Douglas has a half-dozen or so bands going at any one time, each with very different ensembles, and he gears his compositions and projects to the specific traits (or personnel) of each. For instance, the music for his Charms of the Night Sky group (trumpet, violin, bass, and accordion) is not recycled to fit his Brass Quintet. Each group has a different sound—and a different songbook to go with it—though, like Miles Davis with his various bands over the decades, Douglas’ own distinctive sound shines through.

His latest project, Spark of Being (on his own Greenleaf Music label), features his Keystone band (Marcus Strickland, tenor sax; Adam Benjamin, Fender Rhodes; Brad Jones, ampeg bass; Gene Lake, drums; PJ Olive, turntable and laptop). Douglas first formed Keystone to play the score he’d composed for some rediscovered Fatty Arbuckle silent comedies (documented on the 2006 CD/DVD, Keystone).

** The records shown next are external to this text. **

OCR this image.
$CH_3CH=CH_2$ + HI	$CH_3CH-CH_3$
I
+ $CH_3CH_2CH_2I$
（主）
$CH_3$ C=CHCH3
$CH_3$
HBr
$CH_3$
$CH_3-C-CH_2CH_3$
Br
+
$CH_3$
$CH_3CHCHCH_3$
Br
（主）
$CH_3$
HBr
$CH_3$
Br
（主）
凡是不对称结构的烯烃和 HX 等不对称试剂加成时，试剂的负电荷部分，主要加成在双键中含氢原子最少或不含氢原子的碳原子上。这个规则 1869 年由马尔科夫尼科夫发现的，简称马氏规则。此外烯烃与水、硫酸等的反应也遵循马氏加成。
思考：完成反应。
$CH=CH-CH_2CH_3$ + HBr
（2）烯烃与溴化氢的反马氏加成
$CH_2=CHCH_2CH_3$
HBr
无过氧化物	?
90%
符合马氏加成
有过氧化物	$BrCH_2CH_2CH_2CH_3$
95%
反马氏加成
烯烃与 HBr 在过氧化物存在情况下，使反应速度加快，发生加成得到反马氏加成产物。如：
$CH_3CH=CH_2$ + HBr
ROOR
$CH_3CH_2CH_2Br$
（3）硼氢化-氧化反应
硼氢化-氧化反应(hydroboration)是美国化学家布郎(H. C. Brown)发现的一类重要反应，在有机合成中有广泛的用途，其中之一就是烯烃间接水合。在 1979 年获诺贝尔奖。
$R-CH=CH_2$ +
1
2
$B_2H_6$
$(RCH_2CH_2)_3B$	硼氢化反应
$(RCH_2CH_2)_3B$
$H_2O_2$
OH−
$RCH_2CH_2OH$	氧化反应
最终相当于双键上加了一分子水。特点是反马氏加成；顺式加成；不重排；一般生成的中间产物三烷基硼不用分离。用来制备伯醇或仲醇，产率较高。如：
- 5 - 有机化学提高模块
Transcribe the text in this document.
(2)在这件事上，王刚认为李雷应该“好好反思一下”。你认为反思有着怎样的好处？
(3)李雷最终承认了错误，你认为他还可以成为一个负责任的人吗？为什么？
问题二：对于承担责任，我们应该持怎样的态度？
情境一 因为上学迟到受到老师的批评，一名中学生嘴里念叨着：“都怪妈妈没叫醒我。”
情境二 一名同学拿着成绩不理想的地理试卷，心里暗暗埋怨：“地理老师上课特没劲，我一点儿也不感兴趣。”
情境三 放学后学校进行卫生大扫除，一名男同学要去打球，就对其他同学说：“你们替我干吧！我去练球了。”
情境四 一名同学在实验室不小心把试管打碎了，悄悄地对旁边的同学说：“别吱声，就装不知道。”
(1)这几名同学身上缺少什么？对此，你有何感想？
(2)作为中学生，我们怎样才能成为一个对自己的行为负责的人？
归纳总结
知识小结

Their latest album started out as another movie-soundtrack, this for Bill Morrison’s experimental remake of the Frankenstein myth. I haven’t seen the film (except for the trailer, online here), but the music sounds on-target: dark, eerie, and Romantic (in the Byronic sense), with the cosmos rumbling, the earthly elements stirring, and Douglas & Co. blowing, pounding, and strumming as fiercely as I’ve heard in a while—but also in graceful melodies, churning complex harmonies, and very hip rhythms. This is electric fusion as Douglas hasn’t pushed it since his 2003 album Freak In, and Spark of Being integrates the electronic effects more seamlessly.

The sound quality is excellent: vivid and dynamic.

The album is available as a single CD (the soundtrack) or as a three-disc boxed set (Disc 2 is an elaboration of the soundtrack with longer solos, Disc 3 contains themes for scenes cut from the film). Only Disc 2 seems to be available from amazon. Any or all three can be had from Douglas’ website.